Ghislaine Maxwell, condamnée à 20 ans de prison pour exploitation sexuelle, a refusé lundi de répondre aux questions d’une commission du Congrès américain, invoquant le Cinquième amendement. Sa décision intervient alors qu’une nouvelle vague de documents liés à l’affaire Epstein secoue Washington.
Ghislaine Maxwell, complice de Jeffrey Epstein, a refusé lundi de répondre aux questions d’une commission de la Chambre des représentants, invoquant son droit constitutionnel à ne pas s’auto‑incriminer. “Comme prévu, Ghislaine Maxwell a invoqué le Cinquième amendement et refusé de répondre à toute question”, a déclaré le président républicain James Comer, qui a jugé ce refus “très décevant”.

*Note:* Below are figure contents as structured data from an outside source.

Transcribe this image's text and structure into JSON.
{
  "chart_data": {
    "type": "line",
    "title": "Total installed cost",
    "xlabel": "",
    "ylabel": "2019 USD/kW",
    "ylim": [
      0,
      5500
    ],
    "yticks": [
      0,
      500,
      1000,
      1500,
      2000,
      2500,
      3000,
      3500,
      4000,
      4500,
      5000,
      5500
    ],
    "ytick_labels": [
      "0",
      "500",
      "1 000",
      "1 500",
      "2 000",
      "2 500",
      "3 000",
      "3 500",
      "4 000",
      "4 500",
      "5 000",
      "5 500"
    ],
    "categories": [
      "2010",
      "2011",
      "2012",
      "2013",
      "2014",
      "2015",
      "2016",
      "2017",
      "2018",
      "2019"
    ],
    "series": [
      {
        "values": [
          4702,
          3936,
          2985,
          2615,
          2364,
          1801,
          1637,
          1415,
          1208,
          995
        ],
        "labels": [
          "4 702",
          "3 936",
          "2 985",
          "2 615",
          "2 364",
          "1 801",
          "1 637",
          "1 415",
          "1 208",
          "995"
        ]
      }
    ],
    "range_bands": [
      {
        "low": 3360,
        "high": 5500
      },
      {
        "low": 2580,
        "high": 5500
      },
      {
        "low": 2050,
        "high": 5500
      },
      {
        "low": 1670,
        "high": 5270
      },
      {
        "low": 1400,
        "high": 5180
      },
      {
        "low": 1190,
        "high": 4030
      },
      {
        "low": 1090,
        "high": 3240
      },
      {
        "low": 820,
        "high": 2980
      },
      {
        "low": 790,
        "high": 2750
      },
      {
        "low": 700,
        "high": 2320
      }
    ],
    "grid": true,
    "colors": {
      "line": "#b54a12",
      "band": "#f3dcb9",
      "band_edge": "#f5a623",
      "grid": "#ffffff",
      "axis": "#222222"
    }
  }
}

Maxwell, 64 ans, purge une peine de 20 ans de prison et poursuit ses ultimes recours. Ses avocats avaient prévenu qu’elle invoquerait le Cinquième amendement et, selon James Comer, l’un d’eux aurait même indiqué qu’elle accepterait de s’exprimer si elle obtenait une “grâce” présidentielle de Donald Trump.
"Aucun élément nouveau"
La commission espérait l’interroger à l’heure où la publication de “plus de trois millions de pages” liées au dossier Epstein jette un trouble chez de nombreuses personnalités mentionnées. Le ministère de la Justice a toutefois assuré que ces documents ne contenaient “aucun élément nouveau” susceptible d’entraîner de nouvelles poursuites. Dans une déclaration liminaire, l’avocat de Maxwell a affirmé qu’elle ne disposait d’“aucun élément montrant que les présidents Trump ou Clinton soient coupables de quelque méfait que ce soit”. Les deux anciens présidents avaient entretenu des liens avec Epstein mais nient toute implication.
La commission prévoit d’auditionner Bill Clinton et Hillary Clinton à la fin du mois. Le couple a exigé que ces auditions soient publiques. Todd Blanche, ancien avocat de Donald Trump, avait déjà interrogé Maxwell en prison l’été dernier, un entretien suivi quelques semaines plus tard de son transfert vers un établissement moins strict, décision qui avait scandalisé plusieurs victimes.
Dans la retranscription de cet échange, Maxwell dit ne pas croire au suicide de Jeffrey Epstein, tout en refusant de désigner un responsable. Elle assure également qu’il n’existait “pas de liste de clients” et dit ne pas avoir connaissance d’un éventuel chantage sur des personnalités.